As bad as that is, it is light and happy compared to my best friend, Broadway Baby, and his childhood and adolescence. {I was given permission to post his story}
He grew up in a small town in West Virginia. His parents were strict Southern Baptist, his father was a minister. When he was growing up, his father used to “whoop him” for acting to effeminate. When he told them he wanted to start taking dance lessons, his brother beat him so badly playing “touch football” his arm dislocated from his shoulder. He was made fun of and bullied all through elementary, middle, and high school. When he left for NYC, and subsequently came out to his parents, his father told him never to come back.
He once told me that he would go to bed every night and pray that he wouldn’t like boys anymore. He prayed he would wake up and want a girlfriend. When none of that worked, and the bullying got worse, he would pray that he didn’t wake up at all.
Because of who he loved.
I thank G-d none of those prayers were answered because to me, he’s perfect.
As I sit here, writing this post, my beautiful daughter is using me as a jungle gym. I cannot imagine ever telling her that she isn’t good enough because of who she loves. I can’t imagine ANYONE telling her that she or my son couldn’t be and wouldn’t be treated equally for something that holds no matter to how anyone else lives. If you believe that homosexuality is wrong, that’s on YOU, but it shouldn’t be on anyone else. Their marriage doesn’t make your marriage any less of one. Their children playing with your children doesn’t influence your children to become gay anymore than having straight parents influences a child to be straight.
What the hate rhetoric and lack of civil rights does do is force people into a corner. It holds people back. It makes us and our country less.
What brought this on? Reading the comments on the live stream of the inauguration of President Barack Obama. Reading comments on pins that are OBVIOUSLY a GLARING truth. Reading comments on that Macklemore video, and watching one of my best friends get denied military benefits time and time again even though he is married to a marine, because they both have penises. This is making our country less than.

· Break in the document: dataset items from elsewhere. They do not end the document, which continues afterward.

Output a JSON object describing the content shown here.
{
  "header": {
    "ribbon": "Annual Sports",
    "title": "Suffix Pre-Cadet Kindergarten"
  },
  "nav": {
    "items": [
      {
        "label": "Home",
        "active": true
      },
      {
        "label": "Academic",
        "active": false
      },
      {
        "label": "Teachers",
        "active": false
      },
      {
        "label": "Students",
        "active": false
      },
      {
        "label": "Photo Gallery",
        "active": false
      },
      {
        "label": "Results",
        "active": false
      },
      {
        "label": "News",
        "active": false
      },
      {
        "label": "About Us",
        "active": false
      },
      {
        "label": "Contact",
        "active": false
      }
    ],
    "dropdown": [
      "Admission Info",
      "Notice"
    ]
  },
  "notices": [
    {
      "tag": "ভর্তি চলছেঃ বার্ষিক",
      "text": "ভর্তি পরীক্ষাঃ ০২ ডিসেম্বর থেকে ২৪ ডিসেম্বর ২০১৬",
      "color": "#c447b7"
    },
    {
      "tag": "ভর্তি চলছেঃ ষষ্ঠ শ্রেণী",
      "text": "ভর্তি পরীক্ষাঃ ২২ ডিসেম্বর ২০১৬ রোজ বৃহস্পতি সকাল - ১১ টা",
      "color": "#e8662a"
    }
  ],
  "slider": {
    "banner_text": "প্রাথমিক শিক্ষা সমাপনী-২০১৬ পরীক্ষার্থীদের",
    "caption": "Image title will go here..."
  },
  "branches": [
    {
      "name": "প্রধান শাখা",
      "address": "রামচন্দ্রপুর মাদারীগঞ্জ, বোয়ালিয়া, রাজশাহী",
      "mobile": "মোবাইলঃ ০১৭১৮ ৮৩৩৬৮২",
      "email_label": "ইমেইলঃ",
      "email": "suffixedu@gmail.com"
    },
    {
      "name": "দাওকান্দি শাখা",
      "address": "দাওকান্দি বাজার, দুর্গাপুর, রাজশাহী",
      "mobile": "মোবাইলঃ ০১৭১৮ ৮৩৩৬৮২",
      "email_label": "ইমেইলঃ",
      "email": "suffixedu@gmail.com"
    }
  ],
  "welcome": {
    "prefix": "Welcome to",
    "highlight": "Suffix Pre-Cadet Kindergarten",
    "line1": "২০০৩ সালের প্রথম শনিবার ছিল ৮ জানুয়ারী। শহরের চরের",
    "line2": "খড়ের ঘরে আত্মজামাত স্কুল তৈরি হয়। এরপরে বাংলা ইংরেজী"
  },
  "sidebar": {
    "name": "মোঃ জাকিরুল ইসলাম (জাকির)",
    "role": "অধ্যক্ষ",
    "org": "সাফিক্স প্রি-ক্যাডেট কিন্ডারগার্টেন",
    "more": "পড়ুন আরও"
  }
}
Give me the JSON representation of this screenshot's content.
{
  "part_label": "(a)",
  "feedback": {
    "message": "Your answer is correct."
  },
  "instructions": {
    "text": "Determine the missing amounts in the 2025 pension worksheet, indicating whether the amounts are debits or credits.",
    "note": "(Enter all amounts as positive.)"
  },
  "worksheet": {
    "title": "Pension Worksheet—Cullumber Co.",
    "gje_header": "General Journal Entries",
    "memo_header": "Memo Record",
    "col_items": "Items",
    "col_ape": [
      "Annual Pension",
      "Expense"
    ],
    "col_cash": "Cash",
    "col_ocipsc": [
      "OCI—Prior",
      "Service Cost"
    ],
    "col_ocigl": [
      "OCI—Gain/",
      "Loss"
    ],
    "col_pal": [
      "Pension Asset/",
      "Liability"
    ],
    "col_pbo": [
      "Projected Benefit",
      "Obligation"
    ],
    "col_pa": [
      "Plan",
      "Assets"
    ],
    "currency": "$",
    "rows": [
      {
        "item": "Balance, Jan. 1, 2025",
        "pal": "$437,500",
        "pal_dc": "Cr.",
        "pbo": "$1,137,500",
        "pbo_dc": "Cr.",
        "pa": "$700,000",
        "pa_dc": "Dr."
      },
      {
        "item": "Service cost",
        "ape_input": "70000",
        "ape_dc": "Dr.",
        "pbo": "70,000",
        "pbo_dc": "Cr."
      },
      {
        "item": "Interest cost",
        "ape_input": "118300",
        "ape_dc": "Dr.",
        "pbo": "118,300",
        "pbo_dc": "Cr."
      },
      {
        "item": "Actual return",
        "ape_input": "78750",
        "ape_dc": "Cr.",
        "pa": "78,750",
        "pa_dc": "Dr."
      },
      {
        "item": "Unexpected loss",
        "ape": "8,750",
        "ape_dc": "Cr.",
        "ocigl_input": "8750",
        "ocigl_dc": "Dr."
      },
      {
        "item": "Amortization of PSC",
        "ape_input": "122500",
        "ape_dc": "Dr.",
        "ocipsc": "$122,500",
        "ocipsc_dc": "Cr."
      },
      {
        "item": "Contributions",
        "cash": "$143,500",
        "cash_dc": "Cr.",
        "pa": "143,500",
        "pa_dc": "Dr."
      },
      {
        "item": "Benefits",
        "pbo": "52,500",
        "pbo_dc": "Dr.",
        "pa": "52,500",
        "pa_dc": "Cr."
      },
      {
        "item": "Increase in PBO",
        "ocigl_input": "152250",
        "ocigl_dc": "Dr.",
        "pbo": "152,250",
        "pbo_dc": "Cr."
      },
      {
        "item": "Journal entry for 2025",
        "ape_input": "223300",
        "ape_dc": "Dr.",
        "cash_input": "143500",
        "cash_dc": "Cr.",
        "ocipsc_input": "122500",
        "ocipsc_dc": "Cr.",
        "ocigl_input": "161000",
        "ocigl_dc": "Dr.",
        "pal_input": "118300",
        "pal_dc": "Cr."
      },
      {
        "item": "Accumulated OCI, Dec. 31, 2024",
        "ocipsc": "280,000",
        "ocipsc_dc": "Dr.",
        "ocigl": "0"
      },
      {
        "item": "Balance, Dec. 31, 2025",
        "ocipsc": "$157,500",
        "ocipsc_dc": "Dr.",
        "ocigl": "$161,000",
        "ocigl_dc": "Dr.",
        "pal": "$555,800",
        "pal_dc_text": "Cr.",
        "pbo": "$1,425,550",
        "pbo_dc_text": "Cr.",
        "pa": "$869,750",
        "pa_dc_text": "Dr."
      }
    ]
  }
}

I really don’t want us to be on the wrong side of history on this.

I promise I have a recipe post all ready for you for later today, but it just doesn’t feel right with this post to put up a mug cake recipe.















Amen to that! I love your blog in general, but this post tugs at my heartstrings; one of my best friends is homosexual and though she has went through a lot of crap for it, she is an amazing and wondeful person. It is frustrating that this society, this country can be so cruel to their fellow man. The fact that a married homosexual couple cannot receive the same rights as a heterosexual marriage is ridiculous; in fact I know few relationships that are a strong as my best friend and her girlfriend’s and they cannot be recognized as a union in every state, but some celebrity has a 72 hour marriage and THAT is considered a legal matrimony? HA! Breathe. Breathe. Any way…let me step off my soapbox…lol….Thank you so much for posting this blog, it made my morning
<3
Elephant juice. (It works. Trust me.) Tell BB I heart him too.
this song always gets to me. moving from a “conservative” family in LA we were always taught to love people. when my mom thought my sister might be gay, she sat us down and let us know that she’d love us no matter what. having gay family and friends i just grew up knowing love for them only. moving to nebraska and meeting people who “just hate gay people” (a direct quote from a former friend) i couldn’t wrap my head around that idea. i still can’t and i am so so so glad you shared this. negativity does nothing but bring others down. we need to stop it. spreading love is just how to do it. thank you thank you
Thank you for sharing this. I hope that I will be able to see the day that everyone is treated equally. It can’t come soon enough.
Wow, yes. Powerful comparison images. Thank you for sharing!
No words Cat. This is an amazing post.
Fantastic post! I love the image you picked at the end. One day we will get there….I live in Maryland and was so proud of my state this fall for passing gay marriage. It’s only a matter of time before the others fall into step. In the meantime, posts like these are a great place to make a difference.
Beautiful. There aren’t a lot of things I get passionate about, but this is one, and you’ve said it more eloquently than I ever could. Thank you for putting this out there.